Building on this insight, later work showed that linguistic variation does not simply mirror broad categories like class or gender. Penny Eckert’s research on adolescents in a U.S. high school illustrated how changes in language trail local social practices. Rather than treating students as a homogeneous group, Eckert focused on peer-based communities of practice, such as the so-called “jocks” and “burnouts.” These groups differed not only in how they spoke, but also in how they dressed, where they spent their time, what music they listened to, and how they positioned themselves toward authority at school. Linguistic features came together to form distinct styles, which in turn indexed broader stances, such as aligning with a trend, resistance towards certain practices, coolness, or authority. Importantly, Eckert’s research established that adolescents were not passive imitators of social norms. They actively used linguistic variation to construct identities that mattered in their immediate social world. Language change, in this view, spreads not because speakers copy others mechanically, but because linguistic forms carry social value.

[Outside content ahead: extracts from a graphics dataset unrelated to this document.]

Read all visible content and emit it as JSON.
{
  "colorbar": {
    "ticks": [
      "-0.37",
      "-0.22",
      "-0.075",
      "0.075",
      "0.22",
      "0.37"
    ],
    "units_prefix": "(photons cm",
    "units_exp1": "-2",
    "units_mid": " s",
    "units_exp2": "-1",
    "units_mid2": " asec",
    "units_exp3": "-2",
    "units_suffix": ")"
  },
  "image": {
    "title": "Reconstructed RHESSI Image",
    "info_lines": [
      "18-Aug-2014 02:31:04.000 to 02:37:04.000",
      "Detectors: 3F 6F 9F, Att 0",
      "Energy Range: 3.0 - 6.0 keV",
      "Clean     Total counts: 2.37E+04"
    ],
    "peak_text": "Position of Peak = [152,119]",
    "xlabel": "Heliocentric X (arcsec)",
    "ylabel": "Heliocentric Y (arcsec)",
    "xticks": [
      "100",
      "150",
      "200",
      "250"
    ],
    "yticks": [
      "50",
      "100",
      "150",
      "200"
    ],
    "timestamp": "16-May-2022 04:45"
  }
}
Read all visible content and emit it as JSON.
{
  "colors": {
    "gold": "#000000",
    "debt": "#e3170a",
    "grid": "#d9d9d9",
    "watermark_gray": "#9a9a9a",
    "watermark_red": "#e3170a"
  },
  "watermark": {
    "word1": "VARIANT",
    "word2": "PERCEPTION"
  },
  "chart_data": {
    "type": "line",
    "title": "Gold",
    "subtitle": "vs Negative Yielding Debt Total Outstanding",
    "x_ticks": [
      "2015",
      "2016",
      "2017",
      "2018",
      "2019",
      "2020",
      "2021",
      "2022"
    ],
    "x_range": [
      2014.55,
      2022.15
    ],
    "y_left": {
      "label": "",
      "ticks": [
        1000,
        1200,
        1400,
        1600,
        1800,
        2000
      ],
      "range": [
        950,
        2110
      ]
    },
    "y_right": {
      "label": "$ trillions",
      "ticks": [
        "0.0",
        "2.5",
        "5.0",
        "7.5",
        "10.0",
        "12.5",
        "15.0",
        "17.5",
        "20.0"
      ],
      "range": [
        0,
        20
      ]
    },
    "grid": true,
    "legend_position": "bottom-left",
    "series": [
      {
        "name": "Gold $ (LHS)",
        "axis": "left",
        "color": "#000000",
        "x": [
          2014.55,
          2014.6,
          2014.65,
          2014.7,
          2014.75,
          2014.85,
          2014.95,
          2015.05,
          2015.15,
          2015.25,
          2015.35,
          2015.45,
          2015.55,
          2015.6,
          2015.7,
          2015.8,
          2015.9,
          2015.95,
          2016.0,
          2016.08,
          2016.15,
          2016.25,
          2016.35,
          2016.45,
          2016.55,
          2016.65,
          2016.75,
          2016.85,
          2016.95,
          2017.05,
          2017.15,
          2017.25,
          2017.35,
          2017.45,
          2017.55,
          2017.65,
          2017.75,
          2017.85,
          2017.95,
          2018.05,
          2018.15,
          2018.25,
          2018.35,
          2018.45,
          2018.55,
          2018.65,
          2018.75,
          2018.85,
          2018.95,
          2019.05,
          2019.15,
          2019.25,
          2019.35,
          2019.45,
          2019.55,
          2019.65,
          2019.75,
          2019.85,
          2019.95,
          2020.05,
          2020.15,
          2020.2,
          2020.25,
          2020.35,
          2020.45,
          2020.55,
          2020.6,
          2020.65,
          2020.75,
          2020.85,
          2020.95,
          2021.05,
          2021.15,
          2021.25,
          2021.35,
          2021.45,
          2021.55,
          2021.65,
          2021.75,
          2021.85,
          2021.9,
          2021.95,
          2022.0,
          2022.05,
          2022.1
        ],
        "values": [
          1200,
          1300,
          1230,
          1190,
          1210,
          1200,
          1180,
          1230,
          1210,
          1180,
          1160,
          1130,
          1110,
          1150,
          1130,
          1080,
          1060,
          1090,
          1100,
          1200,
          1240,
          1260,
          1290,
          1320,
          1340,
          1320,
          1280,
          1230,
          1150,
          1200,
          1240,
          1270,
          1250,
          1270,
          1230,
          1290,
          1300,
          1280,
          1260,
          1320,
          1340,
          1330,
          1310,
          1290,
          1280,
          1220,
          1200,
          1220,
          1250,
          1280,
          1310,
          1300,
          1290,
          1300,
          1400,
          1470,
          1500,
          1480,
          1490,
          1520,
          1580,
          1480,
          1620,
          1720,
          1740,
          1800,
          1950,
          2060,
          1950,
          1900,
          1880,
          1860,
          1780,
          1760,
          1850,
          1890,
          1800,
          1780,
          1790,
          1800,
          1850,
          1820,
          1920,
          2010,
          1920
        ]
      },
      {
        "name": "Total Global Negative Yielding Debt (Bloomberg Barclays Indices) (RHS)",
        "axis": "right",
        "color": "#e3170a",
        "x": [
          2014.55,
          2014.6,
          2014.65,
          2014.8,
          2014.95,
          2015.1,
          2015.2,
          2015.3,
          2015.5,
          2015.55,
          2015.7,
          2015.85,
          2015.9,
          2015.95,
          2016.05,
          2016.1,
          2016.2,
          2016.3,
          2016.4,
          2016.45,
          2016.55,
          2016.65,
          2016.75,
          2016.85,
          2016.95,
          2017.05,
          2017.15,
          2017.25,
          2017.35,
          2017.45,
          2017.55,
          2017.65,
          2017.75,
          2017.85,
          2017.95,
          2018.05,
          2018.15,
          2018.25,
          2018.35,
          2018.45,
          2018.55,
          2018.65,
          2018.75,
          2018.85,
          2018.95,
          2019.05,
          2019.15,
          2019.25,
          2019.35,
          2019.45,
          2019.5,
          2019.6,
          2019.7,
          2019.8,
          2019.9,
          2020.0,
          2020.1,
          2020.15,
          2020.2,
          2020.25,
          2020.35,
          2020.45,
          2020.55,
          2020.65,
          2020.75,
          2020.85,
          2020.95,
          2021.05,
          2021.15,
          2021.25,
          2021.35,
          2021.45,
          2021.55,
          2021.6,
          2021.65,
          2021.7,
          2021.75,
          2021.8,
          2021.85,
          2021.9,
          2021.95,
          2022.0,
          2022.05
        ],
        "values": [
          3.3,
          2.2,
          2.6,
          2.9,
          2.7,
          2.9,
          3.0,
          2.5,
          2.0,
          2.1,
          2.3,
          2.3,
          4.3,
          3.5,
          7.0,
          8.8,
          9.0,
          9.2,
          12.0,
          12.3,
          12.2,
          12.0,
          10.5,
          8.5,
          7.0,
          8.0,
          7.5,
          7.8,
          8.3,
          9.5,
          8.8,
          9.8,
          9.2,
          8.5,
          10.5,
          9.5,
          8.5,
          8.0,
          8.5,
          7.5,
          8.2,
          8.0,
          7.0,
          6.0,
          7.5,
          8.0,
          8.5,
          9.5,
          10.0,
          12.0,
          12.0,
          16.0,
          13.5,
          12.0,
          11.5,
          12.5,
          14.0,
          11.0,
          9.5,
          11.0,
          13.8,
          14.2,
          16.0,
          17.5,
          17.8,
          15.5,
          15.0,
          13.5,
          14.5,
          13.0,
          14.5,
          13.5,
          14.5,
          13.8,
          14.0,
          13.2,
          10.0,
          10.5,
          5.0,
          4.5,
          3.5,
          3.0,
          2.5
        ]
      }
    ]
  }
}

As research at the Centre for the Study of Language and Society demonstrates, these insights have concrete real-world applications. Research at the CSLS engages directly with the social consequences of linguistic variation. One project, Sound Effects, led by Prof. Adrian Leemann and Prof. Erez Levon, investigates the processes behind how regional accents in German-speaking areas come to be associated with aesthetic features (like ‘beautiful’ or ‘ugly’). A second project, Language Analysis in the Swiss Asylum System, run by Dr. Hannah Hedegard, applies sociolinguistic principles in a very different institutional setting. Here, linguistic analysis is used to assess claims about regional origin in asylum procedures within Switzerland. This work highlights both the power and the responsibility that come with analyzing language variation, showing how deeply linguistic knowledge is entangled in presuppositions, legal decisions, and speaker biographies. Taken together, these studies then remind us of the academic and practical value behind studying linguistic variation in its social context.
References
Labov, W. (2006). The social stratification of (r) in New York City department stores. In The Social Stratification of English in New York City (pp. 40–57). chapter, Cambridge: Cambridge University Press.
Eckert, P. (2000). Linguistic variation as social practice : the linguistic construction of identity in Belten High. Blackwell.